Christina le Bouchon arrived in Meadowbank to take up a teaching post at "Holly Lodge", a boarding school for girls, in good time for the start of the autumn term and in less than two months her daily help discovered her dead body in the house she was renting in Market Square.
Chief Inspector Graham Ford and his team were immediately hampered by the lack of any background knowledge of the deceased, until piece by piece began to emerge, not only of the unorthodox way in which she came to be employed at "Holly Lodge", but her suspected involvement two years earlier in the South of France in the murder of Julia Armstrong. Graham’s firmly entrenched distrust for coincidences was challenged when it became clear there were very strong connections with what was known as the Armstrong case, to the murder of Christina le Bouchon.

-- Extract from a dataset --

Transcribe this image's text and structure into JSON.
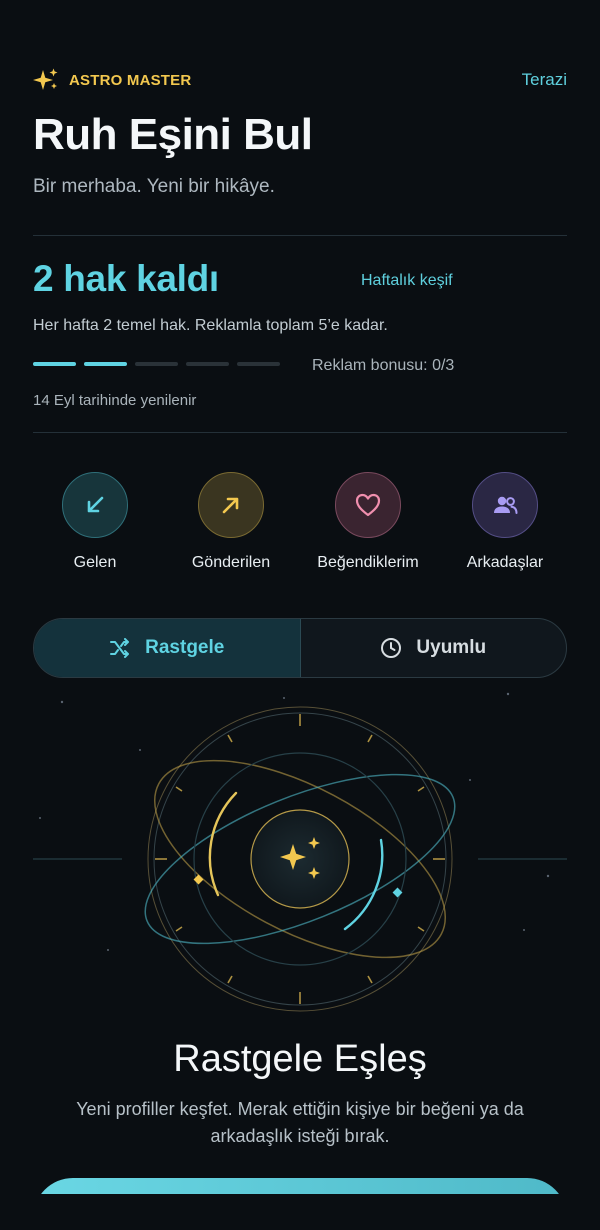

When, two days later the body of Meadowbank's librarian was found half-buried in woodland on the outskirts of the town, local interest in the 'mysterious Frenchwoman' began to lessen as they realised a woman they all knew and respected had met such a violent end. Once again, murder had returned to their town and, once again, they felt vulnerable.
There was no shortage of suspects. And, to Graham's frustration, each of them had a motive for both murders, but his greatest problem was finding which one had taken that irreversible step: the revengeful sister; the disinherited son; the prominent politician; or someone yet to make an appearance?
Pressured by his superintendent, "The Warrior", to bring the investigation to a speedy conclusion and being constantly stymied by Carol Cliff, the intrepid journalist singularly intent on her major scoop, the team are hard pressed to sift and sort through the evidence to find the truth behind who was responsible for what happened in what they believed should be a tranquil and uneventful market town.